Nous parvenons ainsi, pour finir, à l’archétype suivant, où l’on a supprimé la spirale verte et corrigé les maai erronés de certaines techniques, telles qu’elles avaient été précédemment présentées :
De toutes les figures que nous avons utilisées jusqu’ici, cette dernière est la seule qu’il faille retenir in fine. Toutes les autres figures, jusqu’à elle, avaient pour but de servir de support à une approche de la vérité. Elles étaient fausses ou incomplètes mais néanmoins nécessaires à la compréhension progressive de lois difficiles à visualiser en une fois. Nécessaires pour ceux qui me lisent, mais nécessaires aussi et surtout pour moi qui ai fini par comprendre ceci : à moins que la grâce n’intervienne, la vérité, est une erreur que l’on a corrigée.
Le petit dessin de Bansen TANAKA est un bijou.
Tout l’Aikido est dans ces deux croquis. Ils sont d’une telle concision qu’ils auraient pu figurer aux côtés du message terrestre aux civilisations de l’Univers emporté en 1972 vers les espaces de notre galaxie par la sonde Pioneer 10.
Un grand merci pour cela à ce grand monsieur, élève de Morihei Ueshiba dès 1936, proche du Fondateur qu’il accueillit dans sa maison d’Osaka pendant des années, et pour de longues périodes.
Un grand merci également à Tadashi ABE, élève direct lui aussi d’O Sensei, mais un peu plus tard, dans l’immédiat après-guerre. C’est lui qui a laissé à la postérité la trace des kajos, en persistant à les enseigner dans les années 1950 en France, à une époque où cette connaissance disparaissait sous les assauts de la modernité. Sans lui cette étude sur les kajos n’aurait certainement jamais vu le jour.
Je remercie Morihiro SAITO, bien entendu, mon maître d’Iwama.
Son dévouement à l’Aikido fut exemplaire, toute sa vie.
S’il ne m’a jamais parlé directement des kajos, il m’a fourni patiemment et scrupuleusement, pendant des années, tous les éléments techniques nécessaires à les comprendre.
Je remercie mon ami Pierre CHASSANG, élève de Tadashi ABE.

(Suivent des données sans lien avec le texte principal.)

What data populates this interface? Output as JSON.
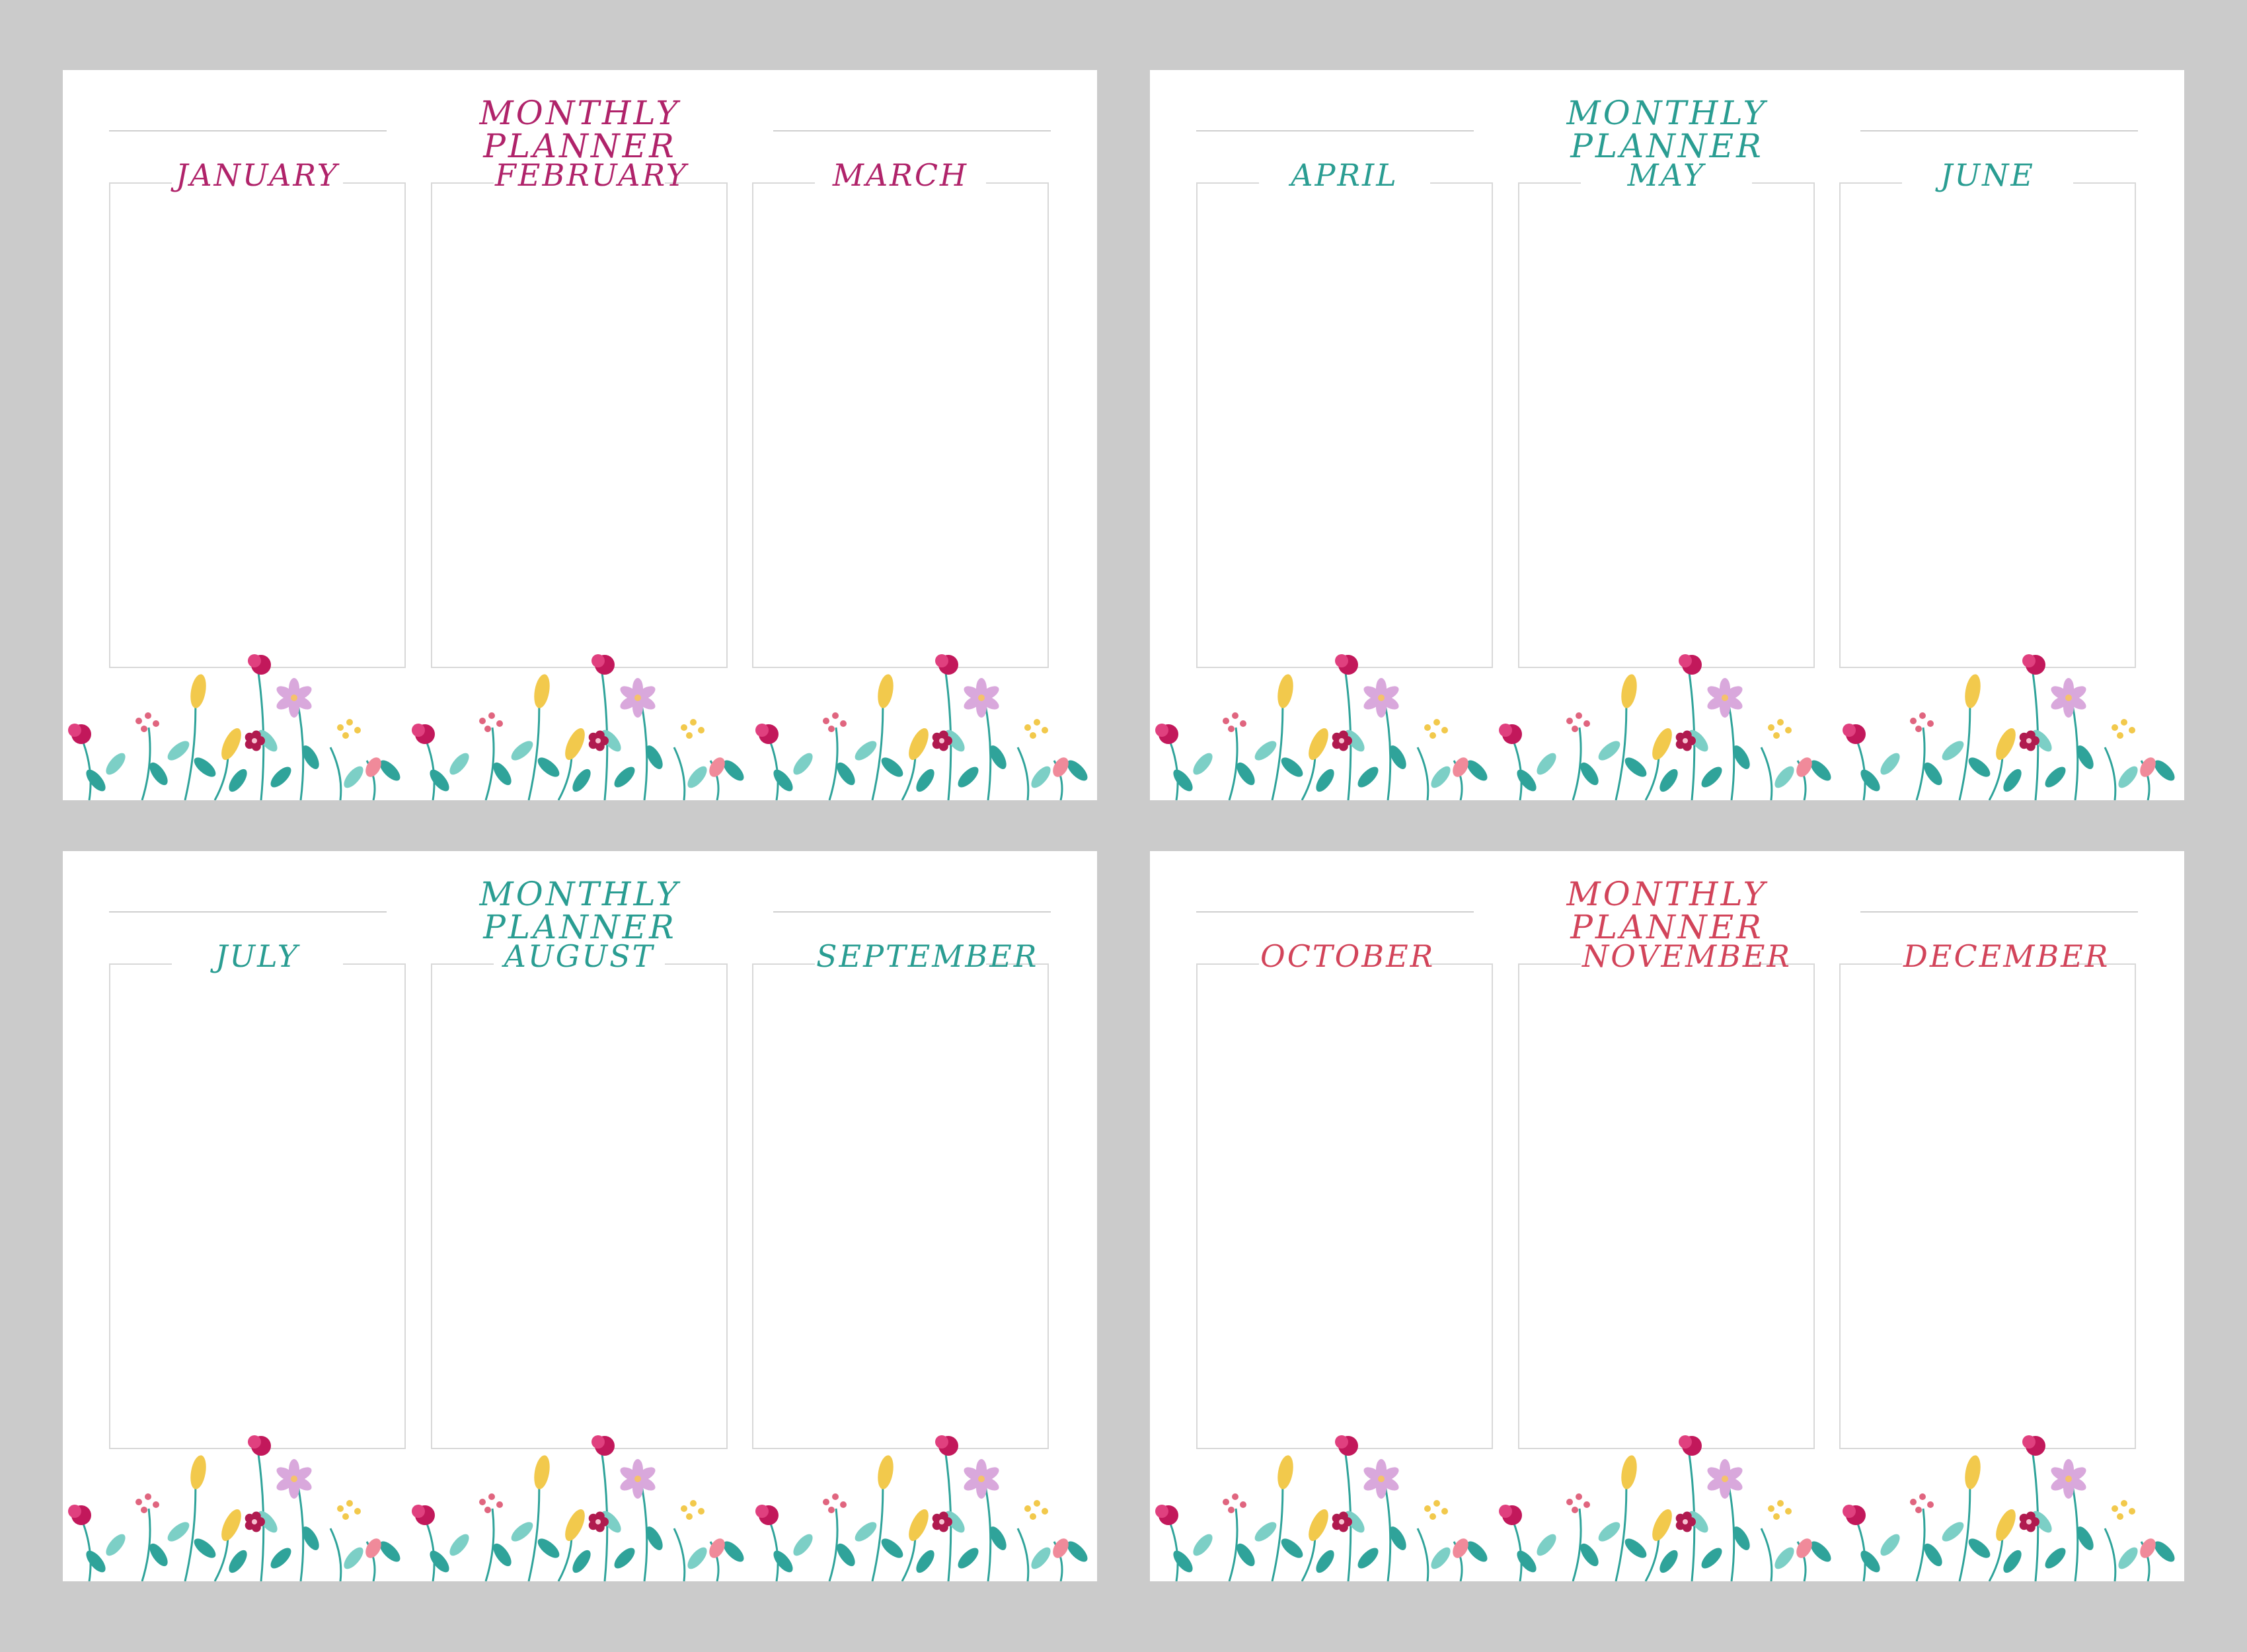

Nos discussions autour de l’Aikido, ces trente dernières années, sa vision, son enthousiasme, et son enseignement toujours pertinent, ont été une source de connaissance et de motivation, et m’ont aidé à tenir sur le long chemin qui mène aux merveilles de l’Aiki.
Je remercie enfin mon ami Alain Grason.
Nos entraînements et nos discussions ces dernières années ont ouvert les pistes qui, à partir de hanmi et de hito e mi, ont mené jusqu’à la publication des kajos.
Je dois pour finir un amical clin d’œil à cette vieille ammonite qui a traversé tant de millions d’années pour m’aider à comprendre l’Aikido. C’est avec elle que j’ai commencé ces dossiers (cf Kajo #1) et c’est avec elle que je les termine. La vie est une longue chaîne. Et je ne résiste pas au bonheur de citer une fois encore ce mot de Pythagore :
Tu connaîtras, autant qu’il est possible à un mortel, que la nature est en tout semblable à elle-même.
Rien n’est terminé bien-sûr avec ce 23ème kajo.
Nous n’avons jusqu’à ce point considéré que le tai jutsu de l’Aikido, et encore très brièvement.Le même travail reste à faire pour l’aiki ken et l’aiki jo.
Pour ceux qui souhaiteraient chercher dans cette direction, je donne simplement une piste en deux mots : happo giri, la coupe des huit directions.
Au fait, savez-vous ce que kajo signifie ?
Croisement des lignes…
On ne peut pas dire que la voie ne soit pas balisée. Il suffit d’ouvrir les yeux en laissant tomber le manteau des préjugés.
Je remercie vivement tous ceux qui m’ont suivi jusqu’ici, en disant encore à ceux que je n’ai pas su convaincre et qui pensent que j’ai pu inventer tout cela, qu’ils me font trop d’honneur.
Personne ne peut inventer un système aussi merveilleux. On ne peut que le regarder, le cœur plein de reconnaissance, et remercier le Ciel de nous avoir permis de le voir.
En la matière, le seul remerciement véritable est de le mettre en pratique.
Philippe Voarino, Antibes, 03 août 2012.